The crawlspace was little, and hidden behind a furnace.  In fact, getting to it was a tight squeeze, but Howell managed by just climbing over the broken down furnace.  The crawlspace was not actually a space as it was more access to the space between building walls.  It had more qualities of a secret passage than it did of a storage space.
Cleaning gave way to exploration as Howell did his best to see in the dark.  He actually had decent night vision and the shaft of light coming through the opening helped to outline the graying corridor for a little ways.  Howell decided that he would have to come back with a flashlight and turned to leave.

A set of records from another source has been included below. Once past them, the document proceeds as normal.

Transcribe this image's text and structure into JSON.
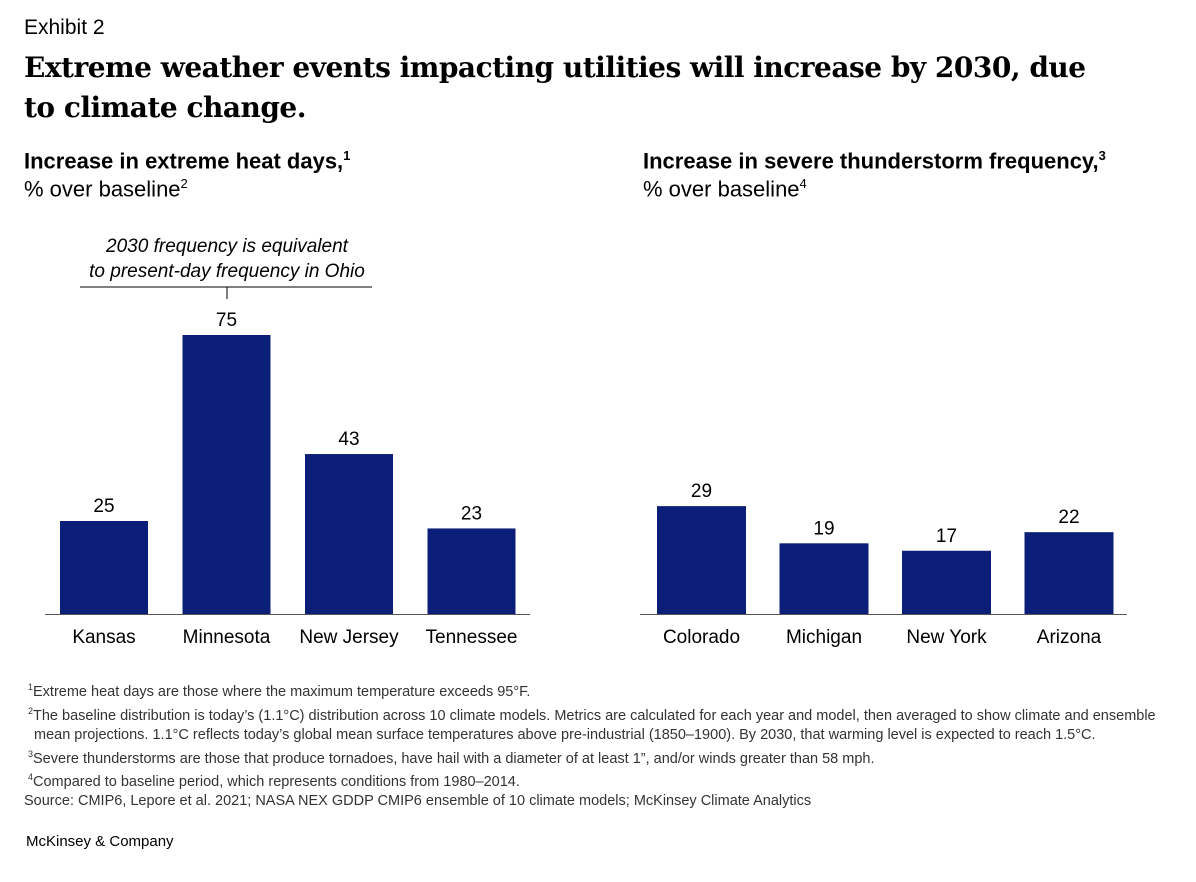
{
  "header": {
    "exhibit": "Exhibit 2",
    "title": "Extreme weather events impacting utilities will increase by 2030, due to climate change."
  },
  "chart_data": [
    {
      "type": "bar",
      "title": "Increase in extreme heat days,",
      "title_sup": "1",
      "subtitle": "% over baseline",
      "subtitle_sup": "2",
      "categories": [
        "Kansas",
        "Minnesota",
        "New Jersey",
        "Tennessee"
      ],
      "values": [
        25,
        75,
        43,
        23
      ],
      "annotation": [
        "2030 frequency is equivalent",
        "to present-day frequency in Ohio"
      ],
      "annotation_target": "Minnesota",
      "ylim": [
        0,
        75
      ],
      "color": "#0b1f78"
    },
    {
      "type": "bar",
      "title": "Increase in severe thunderstorm frequency,",
      "title_sup": "3",
      "subtitle": "% over baseline",
      "subtitle_sup": "4",
      "categories": [
        "Colorado",
        "Michigan",
        "New York",
        "Arizona"
      ],
      "values": [
        29,
        19,
        17,
        22
      ],
      "ylim": [
        0,
        75
      ],
      "color": "#0b1f78"
    }
  ],
  "footnotes": [
    {
      "sup": "1",
      "text": "Extreme heat days are those where the maximum temperature exceeds 95°F."
    },
    {
      "sup": "2",
      "text": "The baseline distribution is today’s (1.1°C) distribution across 10 climate models. Metrics are calculated for each year and model, then averaged to show climate and ensemble mean projections. 1.1°C reflects today’s global mean surface temperatures above pre-industrial (1850–1900). By 2030, that warming level is expected to reach 1.5°C."
    },
    {
      "sup": "3",
      "text": "Severe thunderstorms are those that produce tornadoes, have hail with a diameter of at least 1”, and/or winds greater than 58 mph."
    },
    {
      "sup": "4",
      "text": "Compared to baseline period, which represents conditions from 1980–2014."
    }
  ],
  "source": "Source: CMIP6, Lepore et al. 2021; NASA NEX GDDP CMIP6 ensemble of 10 climate models; McKinsey Climate Analytics",
  "brand": "McKinsey & Company"
}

A flash of silvery light caught his attention and Howell turned from the entrance and looked down the hallway.  The flash was coming from the darker end of the hallway, but Howell ignored all rationality of safety and went toward it.  He felt drawn to it, like he was finding something he had lost a long time ago.
The object itself was not very impressive.  It was a metal box, probably a little bigger than a data book.  It stopped flashing once Howell had picked it up, but it felt warm in his hands.  The silvery metal looked like oil had been mixed in with it and Howell tried to remember where he had seen it before.  With a shrug, Howell shoved the metal box in his patched bag and he crawled out of the hidden space and went to check out his book.